As far as the actual sports–well, as I mentioned, I wasn’t really on my A-game that day, and this was the first sporting event I had ever covered. Don’t ask me what the scores were. Do ask me what Single Carrot told me about the intersection of softball and theater:
“There’s no ‘i’ in either softball or theater.”
“Better when drinking.”
“There are bats? Wait… no.”
“It’s about shifting where the ball is.”
The final match, the battle for the Bohs, the theatre/softball showdown of 2012 wound up between Single Carrot Theatre and the Baltimore Rock Opera Society. Before the game, a new round of “lime-a-ritas” was cracked, and Single Carrot gathered for a pep talk by managing director Elliott Rauh.
“This is against the BROS,” said Rauh. “They have been talking a lot of smack. Let’s just let the score do the talking.”
On the other side of the field, BROS was chanting the word “dominate,” and somebody blew a ram’s horn.
The Minotaurs (BROS)
Softballing. At the top of the first inning BROS drove in a two-run home run. The ram’s horn was blown, and the BROS punched each other with happiness. For the next inning, Single Carrot showed a strong bat, but the Opera Society managed to hold them to zero with some solid infielding.
Then, at the bottom of the third, Single Carrot drove in two runs. Fresh beers were opened, and the shit-talking picked up even more. Single Carrot’s artistic director Nathan Cooper took the opportunity to take me aside and talk about the (actual) back-and-forth between theater and softball.

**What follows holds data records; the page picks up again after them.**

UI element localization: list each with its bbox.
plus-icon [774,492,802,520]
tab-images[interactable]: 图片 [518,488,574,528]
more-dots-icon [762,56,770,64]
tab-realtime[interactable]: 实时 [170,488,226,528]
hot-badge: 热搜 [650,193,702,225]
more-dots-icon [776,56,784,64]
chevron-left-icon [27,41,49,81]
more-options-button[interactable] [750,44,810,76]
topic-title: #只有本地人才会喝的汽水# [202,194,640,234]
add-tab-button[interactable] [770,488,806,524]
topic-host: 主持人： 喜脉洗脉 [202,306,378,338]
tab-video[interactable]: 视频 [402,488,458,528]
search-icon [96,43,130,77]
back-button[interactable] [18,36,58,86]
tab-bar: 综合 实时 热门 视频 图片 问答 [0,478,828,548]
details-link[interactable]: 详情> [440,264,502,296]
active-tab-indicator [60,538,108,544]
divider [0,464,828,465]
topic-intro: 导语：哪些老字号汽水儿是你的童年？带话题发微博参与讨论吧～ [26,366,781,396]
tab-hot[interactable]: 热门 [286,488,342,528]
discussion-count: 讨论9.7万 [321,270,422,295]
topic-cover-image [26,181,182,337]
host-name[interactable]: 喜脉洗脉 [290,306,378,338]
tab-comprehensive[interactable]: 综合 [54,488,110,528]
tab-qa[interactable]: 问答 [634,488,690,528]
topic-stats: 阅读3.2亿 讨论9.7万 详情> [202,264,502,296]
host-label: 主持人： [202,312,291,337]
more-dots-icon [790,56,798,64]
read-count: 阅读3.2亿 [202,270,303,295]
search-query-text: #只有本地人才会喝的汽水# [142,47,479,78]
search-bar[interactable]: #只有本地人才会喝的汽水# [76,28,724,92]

“You have to be an athlete to be an actor,” said Cooper. “We do a lot of physical training as a company. It’s all about focus, stamina.
“We should be versatile. Theater incorporates every medium–visual art, performance, music. There are a lot of people who are specialists, who only act, but I think it makes you a better artist if you experience other forms.” This made sense.
Somewhere in this conversation, Single Carrot Scored three more runs. By the top of the fifth (six innings, three ladies on the field at all times) the Carrots were up 9-2. For the rest of the game they maintained this lead, and the trash-talking from the BROS’ dugout grew noticeably more tame.
“It’s very hard when you lose by too much,” observed Garrett. She took another swig of her “lime-a-rita” before continuing. “Not that we would know, but…”
In the end, Single Carrot won by 9-2, unless I got that number wrong. They won by at least several runs, I am certain, and received the greatest prize of all: Rob Marbury’s Natty Boh-phy. After a glorious photo-shoot, the team made good of Marbury’s dream and actually opened the hot, cheap victory-beers, drinking them straight from the trophy. It was the most beautiful thing my mortal eyes have ever seen. If you had been there, you would have left a changed man.
Before they left the field, Single Carrot got together for one final huddle. Rauh talked the team down, saying, “I just want to thank everybody in the company, and outside. You’re all Carrots, and we couldn’t win this without you.” The team then chanted, “2-4-6-8, Who do we appreciate? BROS!”
This was followed quickly by an even more enthusiastic “U-S-A! U-S-A!” It was 4 p.m. Everybody was hammered. I should never cover another sporting event.